Sunday, October 14, 2007

Snakes

When we lived on Guam, there were not snakes that were of threat of fright. I was recently told that Guam was invaded by deadly snakes that chill out/ hang out in the trees. And I was also told 2nd hand that the snails no longer cover the road ways after a rain shower.

5 comments:

JJones said...

I remember a bunch of us hiking along the base of the cliff in Pago Bay. We found this rat snake coiled up in a hole in the cliff wall. We had been poking at it for awhile with a stick and didn't realize how big it was, till that bastard came uncoiled and started friggin' chasing our stupid little asses. Turned out it was way longer than any of us were tall. Man did we run fast!

Dave said...

Those snakes used to crawl all over my Dad's house on the ranch up in Adacao Barrigada. He would sit in the living room with his gun, and just blast them. Right through the windows, floors and ceiling, with bullet holes everywhere.
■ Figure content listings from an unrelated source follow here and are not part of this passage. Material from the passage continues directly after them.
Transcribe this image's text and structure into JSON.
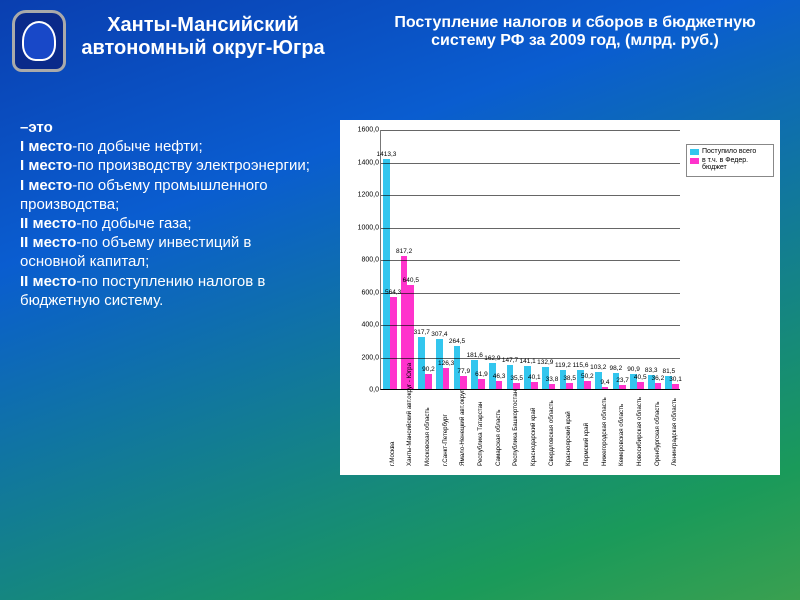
{
  "emblem": {
    "border_color": "#aaaaaa",
    "fill": "#0a2a8a",
    "inner": "#1848c8"
  },
  "left_title": {
    "text": "Ханты-Мансийский автономный округ-Югра",
    "fontsize": 20,
    "color": "#ffffff"
  },
  "right_title": {
    "text": "Поступление налогов и сборов в бюджетную систему РФ за 2009 год, (млрд. руб.)",
    "fontsize": 16,
    "color": "#ffffff"
  },
  "body": {
    "fontsize": 15,
    "color": "#ffffff",
    "lines": [
      {
        "bold": "–это",
        "normal": ""
      },
      {
        "bold": "I место",
        "normal": "-по добыче нефти;"
      },
      {
        "bold": "I место",
        "normal": "-по производству электроэнергии;"
      },
      {
        "bold": "I место",
        "normal": "-по объему промышленного производства;"
      },
      {
        "bold": "II место",
        "normal": "-по добыче газа;"
      },
      {
        "bold": "II место",
        "normal": "-по объему инвестиций в основной капитал;"
      },
      {
        "bold": "II место",
        "normal": "-по поступлению налогов в бюджетную систему."
      }
    ]
  },
  "chart": {
    "type": "bar",
    "background_color": "#ffffff",
    "ylim": [
      0,
      1600
    ],
    "ytick_step": 200,
    "y_ticks": [
      "0,0",
      "200,0",
      "400,0",
      "600,0",
      "800,0",
      "1000,0",
      "1200,0",
      "1400,0",
      "1600,0"
    ],
    "grid_color": "#000000",
    "axis_fontsize": 7,
    "label_fontsize": 6.2,
    "value_fontsize": 6.5,
    "legend": {
      "items": [
        {
          "label": "Поступило всего",
          "color": "#33c6ee"
        },
        {
          "label": "в т.ч. в Федер. бюджет",
          "color": "#ff33cc"
        }
      ]
    },
    "bar_width_rel": 0.38,
    "series_colors": [
      "#33c6ee",
      "#ff33cc"
    ],
    "highlight_color": "#ff33cc",
    "categories": [
      {
        "label": "г.Москва",
        "total": 1413.3,
        "federal": 564.3,
        "highlight": false
      },
      {
        "label": "Ханты-Мансийский авт.округ - Югра",
        "total": 817.2,
        "federal": 640.5,
        "highlight": true
      },
      {
        "label": "Московская область",
        "total": 317.7,
        "federal": 90.2,
        "highlight": false
      },
      {
        "label": "г.Санкт-Петербург",
        "total": 307.4,
        "federal": 126.3,
        "highlight": false
      },
      {
        "label": "Ямало-Ненецкий авт.округ",
        "total": 264.5,
        "federal": 77.9,
        "highlight": false
      },
      {
        "label": "Республика Татарстан",
        "total": 181.6,
        "federal": 61.9,
        "highlight": false
      },
      {
        "label": "Самарская область",
        "total": 162.9,
        "federal": 46.3,
        "highlight": false
      },
      {
        "label": "Республика Башкортостан",
        "total": 147.7,
        "federal": 35.5,
        "highlight": false
      },
      {
        "label": "Краснодарский край",
        "total": 141.1,
        "federal": 40.1,
        "highlight": false
      },
      {
        "label": "Свердловская область",
        "total": 132.9,
        "federal": 33.8,
        "highlight": false
      },
      {
        "label": "Красноярский край",
        "total": 119.2,
        "federal": 38.5,
        "highlight": false
      },
      {
        "label": "Пермский край",
        "total": 115.6,
        "federal": 50.2,
        "highlight": false
      },
      {
        "label": "Нижегородская область",
        "total": 103.2,
        "federal": 9.4,
        "highlight": false
      },
      {
        "label": "Кемеровская область",
        "total": 98.2,
        "federal": 23.7,
        "highlight": false
      },
      {
        "label": "Новосибирская область",
        "total": 90.9,
        "federal": 40.5,
        "highlight": false
      },
      {
        "label": "Оренбургская область",
        "total": 83.3,
        "federal": 36.2,
        "highlight": false
      },
      {
        "label": "Ленинградская область",
        "total": 81.5,
        "federal": 30.1,
        "highlight": false
      }
    ]
  }
}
One day he was sitting on the can, as a monster snake poked its head out from under the washing machine. When Dad got done with it, there was a big hole in the floor there also.

juliet said...

Behind the Shook's house was a big Kalamancie tree( lime/orange). Alice and I used to collect the fruit to make lemonade and there were always small snakes in that tree. We would catch and play with them. Guam needs a snake virus!The snakes came from Malaysia on US military equipment during W.W.II and have no natural enemy on Guam.I have seen some huge ones around trash cans.(I think in Malaysia they are called cat snakes. Yep, I love Animal Planet

DRL said...

I remember climbing trees only to find them all around me. It didn't take many times before I inspected a prospective climb before hand. Remember any time there was a power outage,it was always blamed on a rat snake crossing two lines.

rac said...

Believe it or not, in all the years on Guam I never saw a single snake. Except if you count the giant one in the coconut grove. I saw it one evening after smoking some cat tail. It was about a hundred yards long and slithered around a wooden stake driven thru its heart.